-Türkiye’nin öncelikli olarak çözmesi gereken konu, fiyat istikrarıdır. Fiyat istikrarından neden vazgeçilemez? Çünkü fiyat istikrarı, temel bir parametredir. Olmazsa olmaz bir yapısal unsurdur. Fiyat istikrarının bozulması ile neler yaşanabileceği hepimiz görüyoruz. Artık Türkiye’de sabit gelirliler bir ev sahibi olmayı hayal bile edemiyorlar. Bir otomobil sahibi olabilmek dahi ufuk çizgisine doğru ilerliyor. Bir mesleğe sahip olan ve biraz dünyayı takip eden bir insanın, bu durum karşısında bir umutsuzluk içerisine sürüklenmemesi imkânsız.
–Bu ekonomiye bir “sağlam para” gerekiyor. İnsanlar önlerini görebilmek, hesap yapabilmek, birikimlerini koruyabilmek ve çocukları için bir gelecek inşa etmek istiyorlar. Peki ne yapmalı? Keşfe veya icada gerek yok. Dünya bu konuyu nasıl hallettiyse siz de onu yapacaksınız… TCMB’na sağlam parayı sağlama görevini verdiniz zaten, onun işine karışmayın ve mümkün olduğu kadar bu amaca çabuk ulaşmasını sağlayın.

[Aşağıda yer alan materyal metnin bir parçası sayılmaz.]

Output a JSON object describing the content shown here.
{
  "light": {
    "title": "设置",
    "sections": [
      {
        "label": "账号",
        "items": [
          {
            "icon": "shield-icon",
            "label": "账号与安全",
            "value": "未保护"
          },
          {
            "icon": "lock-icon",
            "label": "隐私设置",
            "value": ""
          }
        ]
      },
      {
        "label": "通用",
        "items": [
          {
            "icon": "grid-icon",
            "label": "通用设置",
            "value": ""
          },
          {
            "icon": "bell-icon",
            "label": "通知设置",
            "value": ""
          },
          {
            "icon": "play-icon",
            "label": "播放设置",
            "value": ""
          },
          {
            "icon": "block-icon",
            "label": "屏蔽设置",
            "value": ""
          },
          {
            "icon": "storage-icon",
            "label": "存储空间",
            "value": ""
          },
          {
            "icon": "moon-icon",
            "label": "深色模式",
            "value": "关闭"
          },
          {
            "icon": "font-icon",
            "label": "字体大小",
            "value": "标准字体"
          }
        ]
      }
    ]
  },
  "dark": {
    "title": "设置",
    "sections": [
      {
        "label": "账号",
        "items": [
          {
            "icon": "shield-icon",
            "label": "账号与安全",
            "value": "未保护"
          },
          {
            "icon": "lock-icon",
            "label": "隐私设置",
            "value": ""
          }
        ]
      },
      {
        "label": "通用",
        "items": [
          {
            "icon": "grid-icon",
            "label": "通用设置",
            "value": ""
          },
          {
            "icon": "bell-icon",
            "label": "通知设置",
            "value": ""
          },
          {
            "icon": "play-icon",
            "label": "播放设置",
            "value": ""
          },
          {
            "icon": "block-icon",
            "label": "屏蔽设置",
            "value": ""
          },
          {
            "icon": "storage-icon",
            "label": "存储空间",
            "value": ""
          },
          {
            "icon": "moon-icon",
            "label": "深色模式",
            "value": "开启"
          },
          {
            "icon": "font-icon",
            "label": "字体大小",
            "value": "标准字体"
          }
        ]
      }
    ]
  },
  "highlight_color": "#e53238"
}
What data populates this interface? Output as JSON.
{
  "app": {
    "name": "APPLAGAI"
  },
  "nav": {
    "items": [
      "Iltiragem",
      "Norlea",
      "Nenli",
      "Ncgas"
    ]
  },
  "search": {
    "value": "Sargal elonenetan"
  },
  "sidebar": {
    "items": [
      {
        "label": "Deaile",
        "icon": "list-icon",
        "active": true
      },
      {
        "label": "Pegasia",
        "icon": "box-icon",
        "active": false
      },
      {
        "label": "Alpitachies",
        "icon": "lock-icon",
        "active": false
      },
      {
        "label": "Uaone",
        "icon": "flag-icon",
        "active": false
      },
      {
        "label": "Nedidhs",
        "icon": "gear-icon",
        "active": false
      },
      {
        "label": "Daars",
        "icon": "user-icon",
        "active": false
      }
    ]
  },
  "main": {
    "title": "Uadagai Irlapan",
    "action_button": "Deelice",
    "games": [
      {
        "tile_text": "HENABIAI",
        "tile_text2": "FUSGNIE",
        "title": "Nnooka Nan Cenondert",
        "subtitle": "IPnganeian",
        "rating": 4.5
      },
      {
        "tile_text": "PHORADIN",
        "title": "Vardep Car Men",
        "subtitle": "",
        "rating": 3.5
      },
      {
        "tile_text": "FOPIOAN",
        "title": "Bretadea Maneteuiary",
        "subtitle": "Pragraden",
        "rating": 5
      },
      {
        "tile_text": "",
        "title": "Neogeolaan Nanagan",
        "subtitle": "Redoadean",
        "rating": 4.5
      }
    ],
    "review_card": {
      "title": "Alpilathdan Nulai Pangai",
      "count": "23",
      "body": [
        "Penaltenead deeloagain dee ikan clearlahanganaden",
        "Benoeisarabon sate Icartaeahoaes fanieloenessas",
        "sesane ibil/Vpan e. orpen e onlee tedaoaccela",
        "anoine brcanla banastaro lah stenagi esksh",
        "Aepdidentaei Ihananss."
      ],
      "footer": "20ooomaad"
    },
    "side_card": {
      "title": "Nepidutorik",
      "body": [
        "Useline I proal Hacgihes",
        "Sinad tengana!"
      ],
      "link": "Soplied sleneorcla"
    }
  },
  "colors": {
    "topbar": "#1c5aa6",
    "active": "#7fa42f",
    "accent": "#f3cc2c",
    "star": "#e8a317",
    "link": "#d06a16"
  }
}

İktisadın tartışma alışkanlığından kaynaklanan bir sorunsal var karşımızda. Sadece Türkiye’de değil dünyada da. Ancak Türkiye’deki durum içler acısı. Halihazırda herkes, “büyüme mi enflasyon mu” veya “işsizlik mi enflasyon mu” ikilemine düşüyor. Ve öyle bir perspektif ile karşılaşılıyor ki sanki enflasyon sorunu göz ardı edilebilirmiş veya fiyat istikrarı sorunu ertelenebilirmiş gibi. Bunu çok farklı kesimlerde görmek mümkün. Literatürdeki Phillips Eğrisi yaklaşımı, sadece Keynesyenlerin değil de herkesin bakışını çarpıtmış sanki. Örneğin, yakın zamanda TCMB, kanımca son derece yetersiz olsa da para politikasında pozisyon değiştirdi. Bunun üzerine hemen “büyük bir işsizlik sorunu yaklaşıyor” feryatları başladı. Ne olmasını bekliyordunuz! Bu kadar uzun süren yüksek enflasyon şoku, tedrici birkaç karar değişikliği ile atlatılabilir miydi? Hem enflasyonu düşüren hem de işsizliği önleyen politikalar var mı?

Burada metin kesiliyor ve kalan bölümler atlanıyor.